La suma de estas tres relaciones crea una especie de trampolín que impulsa a Mimí a convencerse que tiene autoridad moral sobre los demás, que le permite juzgarlos y castigarlos, como un justiciero que los libera de sus culpas y de su dolor —solo a las mujeres, claro, a las que se les puede acercar con confianza—, justamente como un profeta.
Los guionistas y el director pudieron constreñir esta compleja caracterización conceptual de Mimí a través de ciertas formas prácticas, realizables por el actor, visibles en las actividades cotidianas que desempeña su personaje. Dos de ellas son de primer orden: que sea el portero de la vecindad donde vive y que tenga el oficio de escribano de la Plaza de Santo Domingo. El portero es el que abre y cierra la puerta, no solo de la vecindad, sino de la verdad, de la liberación, de la paz del espíritu.
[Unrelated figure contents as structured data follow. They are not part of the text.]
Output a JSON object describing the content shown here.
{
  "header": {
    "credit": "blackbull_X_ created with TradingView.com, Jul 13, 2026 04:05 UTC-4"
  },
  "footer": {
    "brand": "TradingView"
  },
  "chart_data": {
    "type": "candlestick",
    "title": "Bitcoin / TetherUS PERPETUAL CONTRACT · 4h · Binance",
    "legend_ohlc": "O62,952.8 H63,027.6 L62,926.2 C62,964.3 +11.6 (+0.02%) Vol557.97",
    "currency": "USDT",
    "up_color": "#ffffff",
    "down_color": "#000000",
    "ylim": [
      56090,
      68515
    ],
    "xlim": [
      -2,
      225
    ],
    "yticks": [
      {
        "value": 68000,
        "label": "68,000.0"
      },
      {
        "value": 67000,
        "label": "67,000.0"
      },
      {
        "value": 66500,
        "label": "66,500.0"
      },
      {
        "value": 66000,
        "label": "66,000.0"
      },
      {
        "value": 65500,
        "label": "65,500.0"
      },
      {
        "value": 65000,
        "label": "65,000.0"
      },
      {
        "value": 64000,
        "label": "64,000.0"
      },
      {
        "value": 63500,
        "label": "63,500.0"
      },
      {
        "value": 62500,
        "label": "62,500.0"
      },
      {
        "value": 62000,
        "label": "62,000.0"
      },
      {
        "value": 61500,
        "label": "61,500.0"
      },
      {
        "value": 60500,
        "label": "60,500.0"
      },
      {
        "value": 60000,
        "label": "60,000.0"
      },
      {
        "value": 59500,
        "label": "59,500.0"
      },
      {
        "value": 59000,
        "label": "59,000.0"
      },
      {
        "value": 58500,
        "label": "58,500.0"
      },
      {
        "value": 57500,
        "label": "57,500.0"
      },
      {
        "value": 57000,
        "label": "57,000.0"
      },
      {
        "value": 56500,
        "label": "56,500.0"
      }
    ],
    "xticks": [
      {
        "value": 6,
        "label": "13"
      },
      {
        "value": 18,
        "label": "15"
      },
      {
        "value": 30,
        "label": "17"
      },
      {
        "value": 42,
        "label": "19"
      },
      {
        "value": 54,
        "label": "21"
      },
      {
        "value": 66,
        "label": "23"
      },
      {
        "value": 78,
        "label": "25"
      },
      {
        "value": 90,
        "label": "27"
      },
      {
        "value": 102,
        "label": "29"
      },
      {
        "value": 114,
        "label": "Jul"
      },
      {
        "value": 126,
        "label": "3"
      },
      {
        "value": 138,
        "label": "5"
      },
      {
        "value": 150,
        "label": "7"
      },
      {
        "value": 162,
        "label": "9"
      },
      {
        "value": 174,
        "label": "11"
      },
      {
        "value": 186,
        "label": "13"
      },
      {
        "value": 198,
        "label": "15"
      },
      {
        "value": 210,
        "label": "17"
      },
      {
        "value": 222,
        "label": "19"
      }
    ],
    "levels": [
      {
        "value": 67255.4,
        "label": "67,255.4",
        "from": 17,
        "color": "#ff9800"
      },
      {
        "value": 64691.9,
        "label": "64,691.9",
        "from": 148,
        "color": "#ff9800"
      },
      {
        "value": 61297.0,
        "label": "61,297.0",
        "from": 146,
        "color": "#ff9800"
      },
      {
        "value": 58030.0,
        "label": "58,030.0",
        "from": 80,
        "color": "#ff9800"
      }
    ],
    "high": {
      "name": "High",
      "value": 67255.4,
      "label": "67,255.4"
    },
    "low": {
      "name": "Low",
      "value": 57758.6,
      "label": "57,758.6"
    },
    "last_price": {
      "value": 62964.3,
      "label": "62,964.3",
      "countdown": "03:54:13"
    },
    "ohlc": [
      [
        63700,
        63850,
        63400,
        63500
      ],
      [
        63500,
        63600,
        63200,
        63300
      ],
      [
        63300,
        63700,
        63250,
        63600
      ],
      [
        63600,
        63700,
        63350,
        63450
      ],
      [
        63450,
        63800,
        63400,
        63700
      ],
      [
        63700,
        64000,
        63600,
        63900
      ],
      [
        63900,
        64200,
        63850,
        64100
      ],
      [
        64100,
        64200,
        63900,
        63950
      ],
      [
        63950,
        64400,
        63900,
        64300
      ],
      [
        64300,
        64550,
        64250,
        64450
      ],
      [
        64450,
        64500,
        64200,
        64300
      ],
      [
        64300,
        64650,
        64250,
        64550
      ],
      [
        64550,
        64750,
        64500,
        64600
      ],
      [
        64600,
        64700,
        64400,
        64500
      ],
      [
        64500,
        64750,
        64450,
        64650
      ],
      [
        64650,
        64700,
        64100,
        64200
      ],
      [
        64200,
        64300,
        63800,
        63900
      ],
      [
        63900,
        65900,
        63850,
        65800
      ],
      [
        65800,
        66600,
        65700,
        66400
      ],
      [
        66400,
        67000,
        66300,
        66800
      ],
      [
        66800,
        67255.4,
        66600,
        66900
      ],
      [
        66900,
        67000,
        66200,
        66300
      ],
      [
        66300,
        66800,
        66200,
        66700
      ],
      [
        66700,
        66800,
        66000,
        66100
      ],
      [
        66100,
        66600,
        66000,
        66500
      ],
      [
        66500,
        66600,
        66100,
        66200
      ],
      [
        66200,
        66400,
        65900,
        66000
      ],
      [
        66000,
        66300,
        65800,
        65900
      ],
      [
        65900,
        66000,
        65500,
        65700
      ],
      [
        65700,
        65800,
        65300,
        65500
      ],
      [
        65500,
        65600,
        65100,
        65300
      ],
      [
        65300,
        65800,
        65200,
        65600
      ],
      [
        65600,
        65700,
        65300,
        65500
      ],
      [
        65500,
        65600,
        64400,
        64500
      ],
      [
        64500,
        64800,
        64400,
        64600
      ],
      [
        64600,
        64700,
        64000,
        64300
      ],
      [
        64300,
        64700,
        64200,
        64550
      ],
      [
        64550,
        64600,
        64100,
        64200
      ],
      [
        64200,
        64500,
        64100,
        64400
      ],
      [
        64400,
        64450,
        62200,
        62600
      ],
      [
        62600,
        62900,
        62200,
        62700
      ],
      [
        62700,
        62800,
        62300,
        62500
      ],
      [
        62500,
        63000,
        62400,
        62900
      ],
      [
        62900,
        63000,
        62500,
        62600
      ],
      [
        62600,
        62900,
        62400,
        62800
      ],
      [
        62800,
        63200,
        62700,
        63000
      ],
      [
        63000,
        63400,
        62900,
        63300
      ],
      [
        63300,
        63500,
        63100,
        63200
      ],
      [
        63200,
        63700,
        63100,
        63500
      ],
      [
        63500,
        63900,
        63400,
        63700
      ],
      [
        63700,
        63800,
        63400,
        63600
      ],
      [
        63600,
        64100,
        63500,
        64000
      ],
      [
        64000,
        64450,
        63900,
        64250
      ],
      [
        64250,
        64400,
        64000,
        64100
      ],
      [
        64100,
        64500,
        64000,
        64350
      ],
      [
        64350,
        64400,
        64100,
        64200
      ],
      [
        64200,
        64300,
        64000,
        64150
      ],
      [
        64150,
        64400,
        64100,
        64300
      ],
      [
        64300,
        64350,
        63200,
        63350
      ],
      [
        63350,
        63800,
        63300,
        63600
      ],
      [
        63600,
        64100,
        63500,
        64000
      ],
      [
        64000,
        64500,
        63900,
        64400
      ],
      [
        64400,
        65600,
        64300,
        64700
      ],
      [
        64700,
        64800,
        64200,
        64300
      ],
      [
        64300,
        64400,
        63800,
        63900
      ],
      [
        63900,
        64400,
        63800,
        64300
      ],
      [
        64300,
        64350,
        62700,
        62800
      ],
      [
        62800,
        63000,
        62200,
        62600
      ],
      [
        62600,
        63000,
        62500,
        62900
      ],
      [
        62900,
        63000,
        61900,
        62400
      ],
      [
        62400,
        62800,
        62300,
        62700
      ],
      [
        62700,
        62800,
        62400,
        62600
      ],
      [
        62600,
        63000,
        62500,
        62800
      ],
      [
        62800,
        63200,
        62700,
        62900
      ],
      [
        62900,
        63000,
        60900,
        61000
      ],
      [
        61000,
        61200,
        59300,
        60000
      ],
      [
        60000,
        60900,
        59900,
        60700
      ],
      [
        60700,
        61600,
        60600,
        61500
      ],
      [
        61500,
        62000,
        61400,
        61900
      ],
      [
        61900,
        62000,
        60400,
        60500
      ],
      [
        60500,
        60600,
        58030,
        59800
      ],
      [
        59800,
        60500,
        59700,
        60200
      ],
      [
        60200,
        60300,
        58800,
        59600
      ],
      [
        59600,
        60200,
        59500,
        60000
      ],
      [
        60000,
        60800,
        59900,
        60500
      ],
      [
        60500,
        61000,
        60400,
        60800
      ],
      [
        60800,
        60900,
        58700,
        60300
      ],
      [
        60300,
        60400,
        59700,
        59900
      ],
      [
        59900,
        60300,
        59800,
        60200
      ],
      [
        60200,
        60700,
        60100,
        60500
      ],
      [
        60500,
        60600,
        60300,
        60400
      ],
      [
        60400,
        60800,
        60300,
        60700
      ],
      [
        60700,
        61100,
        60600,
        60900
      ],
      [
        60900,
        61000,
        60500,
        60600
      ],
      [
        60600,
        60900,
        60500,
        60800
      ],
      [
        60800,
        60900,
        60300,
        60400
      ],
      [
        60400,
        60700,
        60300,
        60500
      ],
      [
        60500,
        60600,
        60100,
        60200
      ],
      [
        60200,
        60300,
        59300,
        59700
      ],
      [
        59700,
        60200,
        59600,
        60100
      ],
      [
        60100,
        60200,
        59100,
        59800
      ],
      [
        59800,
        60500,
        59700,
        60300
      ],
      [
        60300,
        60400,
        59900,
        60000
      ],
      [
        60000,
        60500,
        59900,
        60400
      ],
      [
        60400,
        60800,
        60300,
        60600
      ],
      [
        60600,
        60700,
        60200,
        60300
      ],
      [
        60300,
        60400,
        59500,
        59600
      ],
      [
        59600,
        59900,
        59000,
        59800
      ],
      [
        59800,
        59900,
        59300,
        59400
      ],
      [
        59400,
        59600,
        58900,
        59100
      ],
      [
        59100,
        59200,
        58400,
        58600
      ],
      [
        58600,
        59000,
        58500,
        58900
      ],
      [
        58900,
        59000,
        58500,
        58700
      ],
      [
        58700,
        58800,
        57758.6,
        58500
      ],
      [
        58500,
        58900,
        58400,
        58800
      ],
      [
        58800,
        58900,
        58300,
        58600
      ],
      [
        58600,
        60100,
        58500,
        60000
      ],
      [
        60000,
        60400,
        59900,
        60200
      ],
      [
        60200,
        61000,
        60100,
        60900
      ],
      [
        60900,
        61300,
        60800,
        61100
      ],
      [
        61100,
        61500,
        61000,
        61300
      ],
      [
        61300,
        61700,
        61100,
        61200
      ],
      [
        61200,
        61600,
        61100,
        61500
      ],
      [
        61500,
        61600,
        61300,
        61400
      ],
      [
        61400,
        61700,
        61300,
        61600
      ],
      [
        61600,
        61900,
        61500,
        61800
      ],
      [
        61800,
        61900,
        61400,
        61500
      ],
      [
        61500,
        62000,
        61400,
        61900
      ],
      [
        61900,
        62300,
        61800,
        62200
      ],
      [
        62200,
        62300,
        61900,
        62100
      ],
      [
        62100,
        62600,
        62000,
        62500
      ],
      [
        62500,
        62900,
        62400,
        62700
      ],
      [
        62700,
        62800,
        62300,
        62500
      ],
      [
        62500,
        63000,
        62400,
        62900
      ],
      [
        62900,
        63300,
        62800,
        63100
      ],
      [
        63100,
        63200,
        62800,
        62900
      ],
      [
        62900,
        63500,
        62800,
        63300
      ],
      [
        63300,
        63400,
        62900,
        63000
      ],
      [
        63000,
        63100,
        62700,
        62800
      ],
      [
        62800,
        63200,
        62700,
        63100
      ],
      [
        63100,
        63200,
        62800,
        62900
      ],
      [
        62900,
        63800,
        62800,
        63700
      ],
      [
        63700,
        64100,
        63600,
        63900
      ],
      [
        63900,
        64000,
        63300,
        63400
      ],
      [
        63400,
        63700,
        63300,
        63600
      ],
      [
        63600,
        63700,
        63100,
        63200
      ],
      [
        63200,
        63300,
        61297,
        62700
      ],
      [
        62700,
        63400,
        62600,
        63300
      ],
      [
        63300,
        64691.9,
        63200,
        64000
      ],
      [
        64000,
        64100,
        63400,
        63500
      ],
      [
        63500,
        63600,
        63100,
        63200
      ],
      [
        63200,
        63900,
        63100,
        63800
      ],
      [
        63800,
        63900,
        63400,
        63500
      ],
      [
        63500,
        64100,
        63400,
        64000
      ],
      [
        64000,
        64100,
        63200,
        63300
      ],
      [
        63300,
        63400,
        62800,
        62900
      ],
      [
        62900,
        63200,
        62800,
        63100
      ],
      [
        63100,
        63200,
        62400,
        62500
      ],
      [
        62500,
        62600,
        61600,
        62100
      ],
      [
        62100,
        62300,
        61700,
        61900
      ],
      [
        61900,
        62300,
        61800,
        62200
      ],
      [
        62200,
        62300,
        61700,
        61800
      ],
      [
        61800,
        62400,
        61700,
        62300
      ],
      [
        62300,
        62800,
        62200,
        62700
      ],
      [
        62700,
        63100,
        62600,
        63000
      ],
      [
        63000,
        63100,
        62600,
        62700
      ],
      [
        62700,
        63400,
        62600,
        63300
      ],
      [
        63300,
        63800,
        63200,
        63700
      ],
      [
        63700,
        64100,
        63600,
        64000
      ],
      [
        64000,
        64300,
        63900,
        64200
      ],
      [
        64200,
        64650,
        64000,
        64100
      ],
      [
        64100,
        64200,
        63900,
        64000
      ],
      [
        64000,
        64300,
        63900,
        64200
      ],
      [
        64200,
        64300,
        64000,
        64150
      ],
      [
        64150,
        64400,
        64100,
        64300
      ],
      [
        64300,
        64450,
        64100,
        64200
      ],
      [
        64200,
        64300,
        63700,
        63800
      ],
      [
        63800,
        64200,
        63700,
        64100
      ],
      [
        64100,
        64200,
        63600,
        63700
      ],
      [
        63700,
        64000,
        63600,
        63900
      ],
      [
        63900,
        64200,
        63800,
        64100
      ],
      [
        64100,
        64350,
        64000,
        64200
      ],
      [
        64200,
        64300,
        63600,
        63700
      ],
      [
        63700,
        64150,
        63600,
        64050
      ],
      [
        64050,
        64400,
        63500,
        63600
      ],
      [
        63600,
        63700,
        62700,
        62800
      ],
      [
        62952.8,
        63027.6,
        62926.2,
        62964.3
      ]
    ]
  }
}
Es una posición ventajosa, que le permite estar al tanto de la vida de los demás. Su oficio de escribano le permite también convertirse en la boca de los pecadores, en el intérprete de sus vidas, en un intermediario que puede manipular a su gusto no solo la redacción de las cartas, sino de los mensajes de pureza contra los del pecado, los de la luz contra los de la oscuridad.
En esos resquicios es donde florecen su repulsión a la carne, que lo motivan a ejecutar a las mujeres de la calle que se le cruzan en el camino, sus propias vecinas, sus conocidas, seres a los que en buena medida estima y por los que siente compasión. Con el asesinato de Rosita (Ana Martin), Mimí consuma su misión, salvar la inocencia perdida.
Quizás lo menos logrado de esta interesante película, sean los flashbacks hacia la infancia del asesino, hacia el episodio de sangre que se supone explica según las nociones freudianas su retorcimiento mental. Además de que esas partes obvian algo que el relato no necesita obviar, uno se pregunta si no hubiera sido un instrumento más imaginativo y más sutil dejar las explicaciones psicoanalíticas a la fantasía del espectador. Si bien en general la factura del filme es muy aceptable, con todo y que visualmente se siente por momentos un poco anticuada y estática, tiene a su favor otros elementos, como la estupenda caracterización de los personajes y la banda sonora que se ha confeccionado con fragmentos de La Bohéme, de Puccini.